Morphologic characterization of cultured smooth muscle cells isolated from the tracheas of adult dogs.

The goals of our study were to isolate smooth muscle cells from the trachealis muscle of adult dogs and to characterize the cells morphologically when they were maintained in primary culture. Enzymatic digestion of the muscle yielded 4.8 +/- 1.8 X 10(6) viable smooth muscle cells per gram of tissue. When placed in culture, these cells rapidly proliferated until confluence was reached.

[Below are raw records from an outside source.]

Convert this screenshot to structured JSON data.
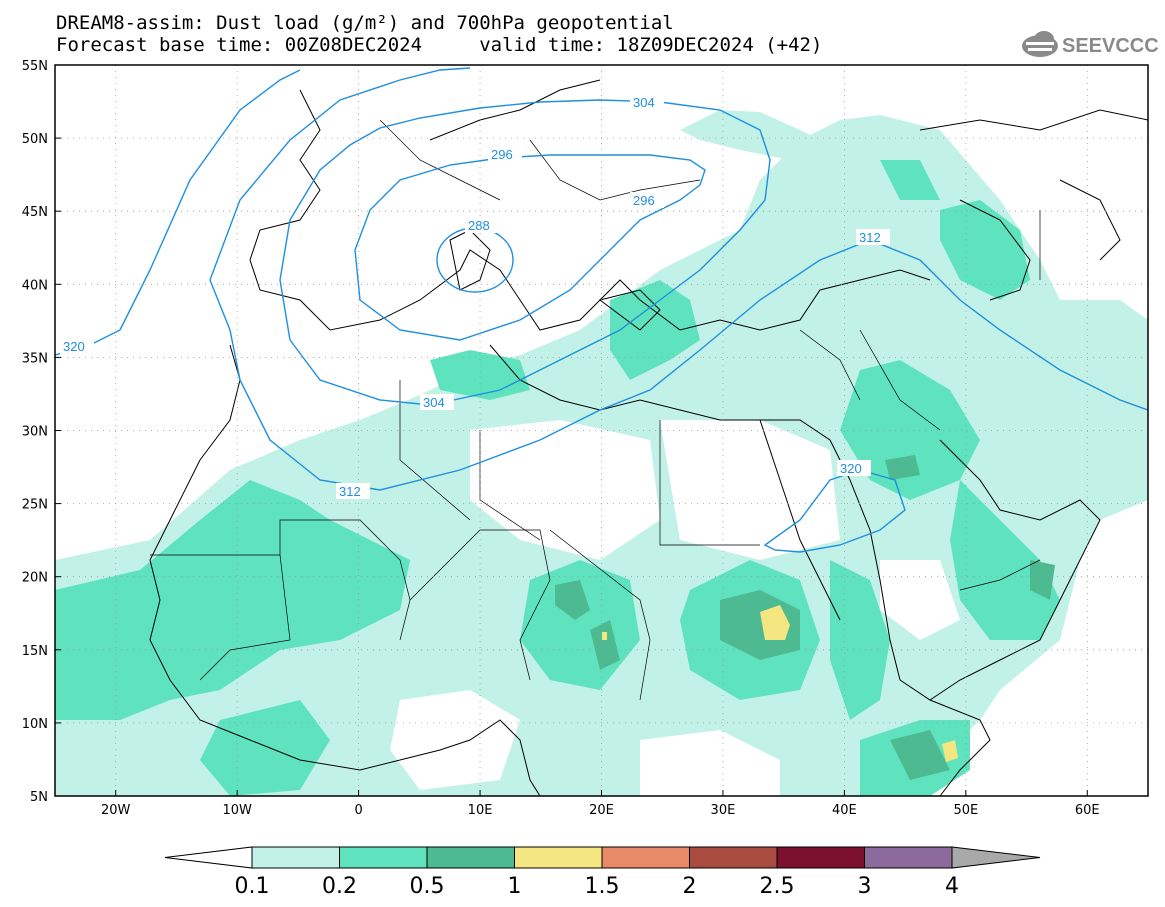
{
  "header": {
    "line1": "DREAM8-assim: Dust load (g/m²) and 700hPa geopotential",
    "line2": "Forecast base time: 00Z08DEC2024     valid time: 18Z09DEC2024 (+42)",
    "logo_text": "SEEVCCC"
  },
  "map": {
    "lon_range": [
      -25,
      65
    ],
    "lat_range": [
      5,
      55
    ],
    "lat_ticks": [
      "55N",
      "50N",
      "45N",
      "40N",
      "35N",
      "30N",
      "25N",
      "20N",
      "15N",
      "10N",
      "5N"
    ],
    "lon_ticks": [
      "20W",
      "10W",
      "0",
      "10E",
      "20E",
      "30E",
      "40E",
      "50E",
      "60E"
    ],
    "contour_labels": [
      "304",
      "296",
      "296",
      "288",
      "312",
      "320",
      "304",
      "312",
      "320"
    ],
    "contour_color": "#1f8fe0"
  },
  "colorbar": {
    "labels": [
      "0.1",
      "0.2",
      "0.5",
      "1",
      "1.5",
      "2",
      "2.5",
      "3",
      "4"
    ],
    "colors": [
      "#c2f2e7",
      "#5fe3bf",
      "#4dba91",
      "#f4e680",
      "#e88a67",
      "#a94b3f",
      "#7a0f2e",
      "#8c6a9e",
      "#a9a9a9"
    ]
  }
}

The proliferating cells in culture differed from the cells in the intact tissue in that they stained less intensely for smooth muscle myosin, developed immunofluorescent staining for the intermediate filament protein vimentin, and lost many of the ultrastructural properties of the intact muscle. Only within nodules of cells in the confluent cultures were these ultrastructural properties preserved. Cultures of canine tracheal fibroblasts differed from these smooth muscle cell cultures in that the fibroblasts did not stain for smooth muscle myosin and did not form nodules at confluence. We concluded that adult canine airway smooth muscle cells may be maintained in primary culture, that the confluent cultures contain nodules of cells with many morphologic characteristics of the intact muscle, and that these preparations may be distinguished from cultured canine tracheal fibroblasts on specific morphologic grounds.